The United States clearly is the most attractive market for the Germans, and Sommer would like nothing better than emulate Daimler Chairman Juergen Schremp’s merger with Chrysler.

Sommer doesn’t have much choice. He is facing competition at home from some 50 private carriers including a clutch of US companies. DT has already lost a third of its long distance and a sizeable slice of international business to rivals.

What’s more, Sommer has to fight a two-front war against smaller rivals and one newly emergent giant, Mannesmann’s Arcor phone company, which last month bought otelo, a joint venture of two other industrial giants, Veba and RWE.

The coup gave Arcor twice as much phone time business as Mobilcom, the third major player on the private German market and a bidder for otelo.

The French, meanwhile, are furious at what they bluntly call German treason in negotiating with the Italians. But France Telecom has gone it alone too, investing in Belgian, Danish, Spanish, Dutch, Norwegian and Portuguese telcos.

Moreover, the French are beginning to face many of the same problems as the Germans in terms of domestic competition. Only a few private companies are active, to date in the corporate market.

That has left France Telecom with a 97 percent share of the home phone market worth 40 billion francs (about $5.6 billion). But that’s changing and fast. Cegetel, currently the largest private carrier, has 780,000 homes.

Tele2, a Swedish carrier (see DMNI April 19, p.10), offered cut rate prices in March and in two weeks had 75,000 French customers.
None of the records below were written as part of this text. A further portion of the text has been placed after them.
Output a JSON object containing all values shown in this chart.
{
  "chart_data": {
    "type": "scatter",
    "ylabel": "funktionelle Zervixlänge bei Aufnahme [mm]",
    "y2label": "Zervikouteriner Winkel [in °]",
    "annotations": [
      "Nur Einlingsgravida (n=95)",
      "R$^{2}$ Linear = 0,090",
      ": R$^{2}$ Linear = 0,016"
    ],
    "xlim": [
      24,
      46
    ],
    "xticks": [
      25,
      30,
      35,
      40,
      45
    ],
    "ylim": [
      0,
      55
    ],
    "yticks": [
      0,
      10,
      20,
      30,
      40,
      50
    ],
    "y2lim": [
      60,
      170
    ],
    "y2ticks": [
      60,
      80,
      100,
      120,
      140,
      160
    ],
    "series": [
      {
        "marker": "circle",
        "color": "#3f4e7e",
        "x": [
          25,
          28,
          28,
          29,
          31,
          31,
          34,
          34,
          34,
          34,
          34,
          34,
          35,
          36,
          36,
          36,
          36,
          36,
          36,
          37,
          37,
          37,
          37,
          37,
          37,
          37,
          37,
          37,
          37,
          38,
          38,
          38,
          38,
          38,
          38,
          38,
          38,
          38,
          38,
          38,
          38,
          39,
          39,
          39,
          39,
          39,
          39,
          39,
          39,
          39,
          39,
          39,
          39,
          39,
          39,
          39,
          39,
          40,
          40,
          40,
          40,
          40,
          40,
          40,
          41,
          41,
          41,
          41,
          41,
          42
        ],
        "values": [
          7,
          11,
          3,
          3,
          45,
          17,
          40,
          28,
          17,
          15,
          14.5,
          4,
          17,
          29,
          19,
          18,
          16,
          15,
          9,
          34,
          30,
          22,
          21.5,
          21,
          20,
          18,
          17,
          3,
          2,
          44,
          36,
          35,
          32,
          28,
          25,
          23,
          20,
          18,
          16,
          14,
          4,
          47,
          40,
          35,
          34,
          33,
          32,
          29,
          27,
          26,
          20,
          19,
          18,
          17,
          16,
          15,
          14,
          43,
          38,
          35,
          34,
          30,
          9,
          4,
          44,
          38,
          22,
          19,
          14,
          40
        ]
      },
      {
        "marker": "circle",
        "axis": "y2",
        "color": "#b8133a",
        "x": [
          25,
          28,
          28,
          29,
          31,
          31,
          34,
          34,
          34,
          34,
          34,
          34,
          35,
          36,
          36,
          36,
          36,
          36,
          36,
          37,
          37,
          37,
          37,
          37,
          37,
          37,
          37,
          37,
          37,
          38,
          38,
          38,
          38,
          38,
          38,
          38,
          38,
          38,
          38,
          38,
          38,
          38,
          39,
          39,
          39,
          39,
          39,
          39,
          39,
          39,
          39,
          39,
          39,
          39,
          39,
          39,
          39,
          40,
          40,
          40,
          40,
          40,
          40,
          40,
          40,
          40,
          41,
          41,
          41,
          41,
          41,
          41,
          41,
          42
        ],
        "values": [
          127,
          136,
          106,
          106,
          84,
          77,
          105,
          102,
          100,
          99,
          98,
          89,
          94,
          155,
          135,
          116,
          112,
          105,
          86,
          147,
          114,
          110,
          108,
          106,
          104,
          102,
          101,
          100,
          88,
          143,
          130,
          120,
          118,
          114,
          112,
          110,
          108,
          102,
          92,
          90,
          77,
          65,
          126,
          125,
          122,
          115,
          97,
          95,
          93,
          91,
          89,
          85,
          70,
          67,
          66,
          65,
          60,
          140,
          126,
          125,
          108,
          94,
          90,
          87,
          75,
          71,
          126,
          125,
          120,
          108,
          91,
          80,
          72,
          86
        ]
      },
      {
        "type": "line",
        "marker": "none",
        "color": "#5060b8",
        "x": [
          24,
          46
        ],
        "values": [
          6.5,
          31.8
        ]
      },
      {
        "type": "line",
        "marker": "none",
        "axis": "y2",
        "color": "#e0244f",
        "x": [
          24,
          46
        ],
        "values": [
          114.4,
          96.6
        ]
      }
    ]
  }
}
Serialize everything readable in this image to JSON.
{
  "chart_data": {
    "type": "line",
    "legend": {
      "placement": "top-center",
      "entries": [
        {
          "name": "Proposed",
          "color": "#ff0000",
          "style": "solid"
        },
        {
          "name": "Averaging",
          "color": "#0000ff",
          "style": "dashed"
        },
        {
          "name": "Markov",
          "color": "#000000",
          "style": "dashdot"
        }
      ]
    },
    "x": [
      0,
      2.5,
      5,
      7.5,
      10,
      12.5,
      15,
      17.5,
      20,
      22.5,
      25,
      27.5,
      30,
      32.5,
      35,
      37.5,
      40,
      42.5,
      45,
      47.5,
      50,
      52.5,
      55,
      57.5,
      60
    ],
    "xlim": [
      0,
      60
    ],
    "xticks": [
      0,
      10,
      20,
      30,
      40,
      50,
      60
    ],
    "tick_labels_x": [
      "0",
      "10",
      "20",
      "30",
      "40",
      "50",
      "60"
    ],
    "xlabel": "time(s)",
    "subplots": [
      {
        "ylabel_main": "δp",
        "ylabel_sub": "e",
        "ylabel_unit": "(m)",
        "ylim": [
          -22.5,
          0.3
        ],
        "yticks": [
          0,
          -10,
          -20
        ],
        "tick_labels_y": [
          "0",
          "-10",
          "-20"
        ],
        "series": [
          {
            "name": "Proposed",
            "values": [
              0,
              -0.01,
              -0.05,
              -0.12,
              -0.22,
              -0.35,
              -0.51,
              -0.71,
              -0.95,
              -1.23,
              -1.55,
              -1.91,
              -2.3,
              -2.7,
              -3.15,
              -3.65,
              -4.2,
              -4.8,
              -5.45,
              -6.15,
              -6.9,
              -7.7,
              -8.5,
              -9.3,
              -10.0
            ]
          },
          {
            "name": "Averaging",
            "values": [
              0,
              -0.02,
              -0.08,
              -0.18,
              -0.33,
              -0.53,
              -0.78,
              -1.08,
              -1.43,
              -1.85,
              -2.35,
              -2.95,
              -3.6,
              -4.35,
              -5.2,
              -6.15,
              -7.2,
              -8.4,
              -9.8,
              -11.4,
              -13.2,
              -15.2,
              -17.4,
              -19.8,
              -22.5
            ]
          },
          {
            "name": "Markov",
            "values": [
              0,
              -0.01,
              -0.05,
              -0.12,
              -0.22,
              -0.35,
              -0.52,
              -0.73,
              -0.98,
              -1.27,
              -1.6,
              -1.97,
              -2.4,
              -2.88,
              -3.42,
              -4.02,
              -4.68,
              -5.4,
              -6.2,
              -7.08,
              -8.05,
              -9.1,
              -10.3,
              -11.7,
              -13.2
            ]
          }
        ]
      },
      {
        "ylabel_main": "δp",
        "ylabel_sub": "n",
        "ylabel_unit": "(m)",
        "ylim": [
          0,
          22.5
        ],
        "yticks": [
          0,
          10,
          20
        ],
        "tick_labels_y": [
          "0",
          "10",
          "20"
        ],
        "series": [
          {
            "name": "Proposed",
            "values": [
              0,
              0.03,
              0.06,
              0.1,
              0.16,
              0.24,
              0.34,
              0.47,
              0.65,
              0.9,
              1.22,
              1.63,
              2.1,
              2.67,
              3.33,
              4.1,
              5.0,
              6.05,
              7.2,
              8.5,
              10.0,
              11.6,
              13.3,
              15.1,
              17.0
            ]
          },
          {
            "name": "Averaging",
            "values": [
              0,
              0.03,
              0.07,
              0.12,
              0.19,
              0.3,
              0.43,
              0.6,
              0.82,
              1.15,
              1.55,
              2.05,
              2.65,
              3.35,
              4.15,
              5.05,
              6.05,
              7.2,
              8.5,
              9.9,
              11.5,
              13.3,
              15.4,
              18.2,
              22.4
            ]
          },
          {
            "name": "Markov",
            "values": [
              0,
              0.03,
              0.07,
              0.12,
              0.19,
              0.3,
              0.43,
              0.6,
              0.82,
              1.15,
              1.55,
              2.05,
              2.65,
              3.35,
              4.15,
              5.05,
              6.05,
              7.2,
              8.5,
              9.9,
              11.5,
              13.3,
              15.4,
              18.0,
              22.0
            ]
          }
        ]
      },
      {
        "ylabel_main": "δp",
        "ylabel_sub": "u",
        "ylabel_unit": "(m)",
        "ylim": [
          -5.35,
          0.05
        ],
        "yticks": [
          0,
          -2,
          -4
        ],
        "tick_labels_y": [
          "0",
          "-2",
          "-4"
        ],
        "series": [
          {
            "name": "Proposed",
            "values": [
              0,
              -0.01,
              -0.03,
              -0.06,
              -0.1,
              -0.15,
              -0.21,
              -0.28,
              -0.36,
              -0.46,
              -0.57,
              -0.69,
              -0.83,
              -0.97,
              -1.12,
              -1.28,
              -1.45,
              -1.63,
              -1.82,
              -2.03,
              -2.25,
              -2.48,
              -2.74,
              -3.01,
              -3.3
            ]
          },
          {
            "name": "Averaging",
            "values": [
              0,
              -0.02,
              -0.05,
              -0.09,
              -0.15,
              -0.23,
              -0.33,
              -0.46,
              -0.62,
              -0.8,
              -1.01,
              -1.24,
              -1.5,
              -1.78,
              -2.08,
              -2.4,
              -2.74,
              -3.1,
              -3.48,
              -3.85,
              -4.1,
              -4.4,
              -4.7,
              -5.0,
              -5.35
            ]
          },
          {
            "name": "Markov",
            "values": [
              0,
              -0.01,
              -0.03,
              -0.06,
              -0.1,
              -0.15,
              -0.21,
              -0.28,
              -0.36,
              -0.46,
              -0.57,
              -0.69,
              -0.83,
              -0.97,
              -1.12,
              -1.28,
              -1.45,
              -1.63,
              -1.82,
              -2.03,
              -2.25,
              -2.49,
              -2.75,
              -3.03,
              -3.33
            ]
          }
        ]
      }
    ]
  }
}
It expects a million by year’s end. Other private carriers, domestic and foreign, are in the wings.

And, analysts say, this is only the tip of the iceberg. Spain’s Airtel has large foreign partners including Airtouch, a US firm, and BT, as it pushes mobile phones across Europe.

The Dutch, the Belgians and the Scandinavians could also enter the Italian game if the Germans falter. The EC is a problem. Competition commissioner Karel van Miert, has promised a lengthy investigation.

AT&T is still trying to get into the market. It has a promising cooperation going with BT and is trying to unload Unisource, another mid-1990s joint venture that went nowhere. California-based Infonet is negotiating for it.